This workshop aims to facilitate progress towards improving the distributional robustness of models trained on sequential data by bringing together researchers to tackle a wide variety of research questions. We encourage submissions on topics including but not limited to:
- How well do existing robustness methods work on sequential data, and when or why do they succeed or fail?
- Can we directly predict or otherwise characterize the performance of models on sequential data under distribution shifts?
- How can we leverage the sequential nature of data to develop novel and distributionally robust methods?
- What kinds of guarantees can we derive on predictive performance under distribution shifts, and how can we formalize these shifts?

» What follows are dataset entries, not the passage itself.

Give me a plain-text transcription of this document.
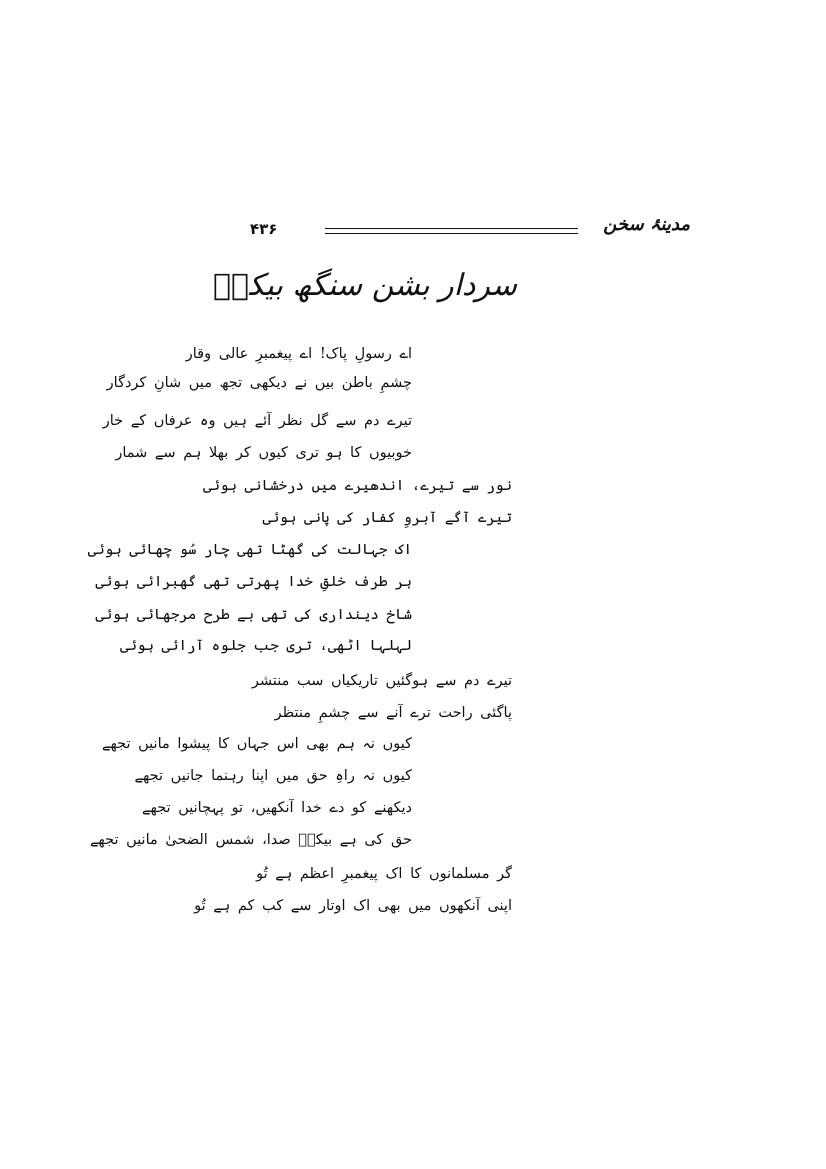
۴۳۶	مدینۂ سخن
سردار بشن سنگھ بیکلؔ
اے رسولِ پاک! اے پیغمبرِ عالی وقار
چشمِ باطن بیں نے دیکھی تجھ میں شانِ کردگار
تیرے دم سے گل نظر آئے ہیں وہ عرفاں کے خار
خوبیوں کا ہو تری کیوں کر بھلا ہم سے شمار
نور سے تیرے، اندھیرے میں درخشانی ہوئی
تیرے آگے آبروِ کفار کی پانی ہوئی
اک جہالت کی گھٹا تھی چار سُو چھائی ہوئی
ہر طرف خلقِ خدا پھرتی تھی گھبرائی ہوئی
شاخ دینداری کی تھی بے طرح مرجھائی ہوئی
لہلہا اٹھی، تری جب جلوہ آرائی ہوئی
تیرے دم سے ہوگئیں تاریکیاں سب منتشر
پاگئی راحت ترے آنے سے چشمِ منتظر
کیوں نہ ہم بھی اس جہاں کا پیشوا مانیں تجھے
کیوں نہ راہِ حق میں اپنا رہنما جانیں تجھے
دیکھنے کو دے خدا آنکھیں، تو پہچانیں تجھے
حق کی ہے بیکلؔ صدا، شمس الضحیٰ مانیں تجھے
گر مسلمانوں کا اک پیغمبرِ اعظم ہے تُو
اپنی آنکھوں میں بھی اک اوتار سے کب کم ہے تُو
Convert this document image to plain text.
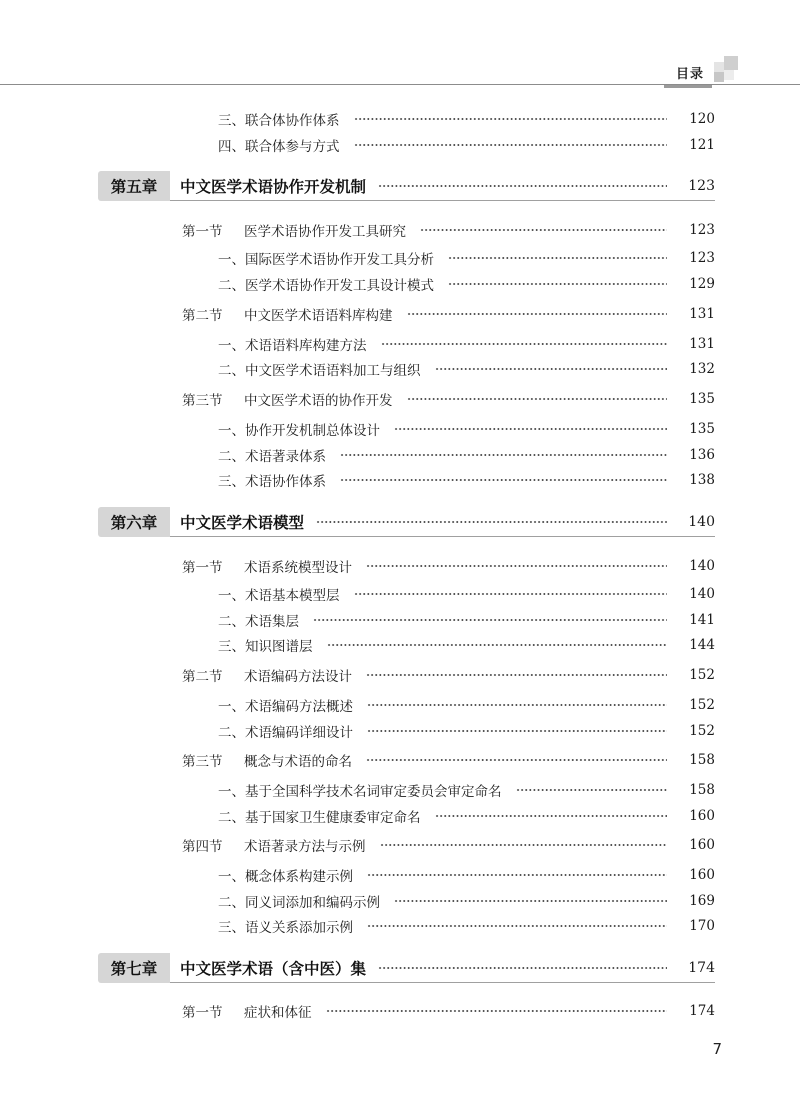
目录
三、联合体协作体系	120
四、联合体参与方式	121
第五章	中文医学术语协作开发机制	123
第一节	医学术语协作开发工具研究	123
一、国际医学术语协作开发工具分析	123
二、医学术语协作开发工具设计模式	129
第二节	中文医学术语语料库构建	131
一、术语语料库构建方法	131
二、中文医学术语语料加工与组织	132
第三节	中文医学术语的协作开发	135
一、协作开发机制总体设计	135
二、术语著录体系	136
三、术语协作体系	138
第六章	中文医学术语模型	140
第一节	术语系统模型设计	140
一、术语基本模型层	140
二、术语集层	141
三、知识图谱层	144
第二节	术语编码方法设计	152
一、术语编码方法概述	152
二、术语编码详细设计	152
第三节	概念与术语的命名	158
一、基于全国科学技术名词审定委员会审定命名	158
二、基于国家卫生健康委审定命名	160
第四节	术语著录方法与示例	160
一、概念体系构建示例	160
二、同义词添加和编码示例	169
三、语义关系添加示例	170
第七章	中文医学术语（含中医）集	174
第一节	症状和体征	174
7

- Submission deadline: October 2nd, 2022 (Anywhere on Earth)
- Decision notification: October 20th, 2022
- Workshop event: December 2nd, 2022, In-person in New Orleans, LA, USA.
Submission URL: https://openreview.net/group?id=NeurIPS.cc/2022/Workshop/RobustSeq
We invite extended abstract submissions that are 4 pages long (5 pages for camera-ready), plus unlimited pages for references and appendices. Please format your submission using these LaTeX style files.
Please submit anonymized versions of your paper that include no identifying information about any author identities or affiliations. There are no formal proceedings generated from this workshop. Accepted papers will be made public on OpenReview. The reviewing process will be double-blind. Submitted papers must be new work that has not yet been published.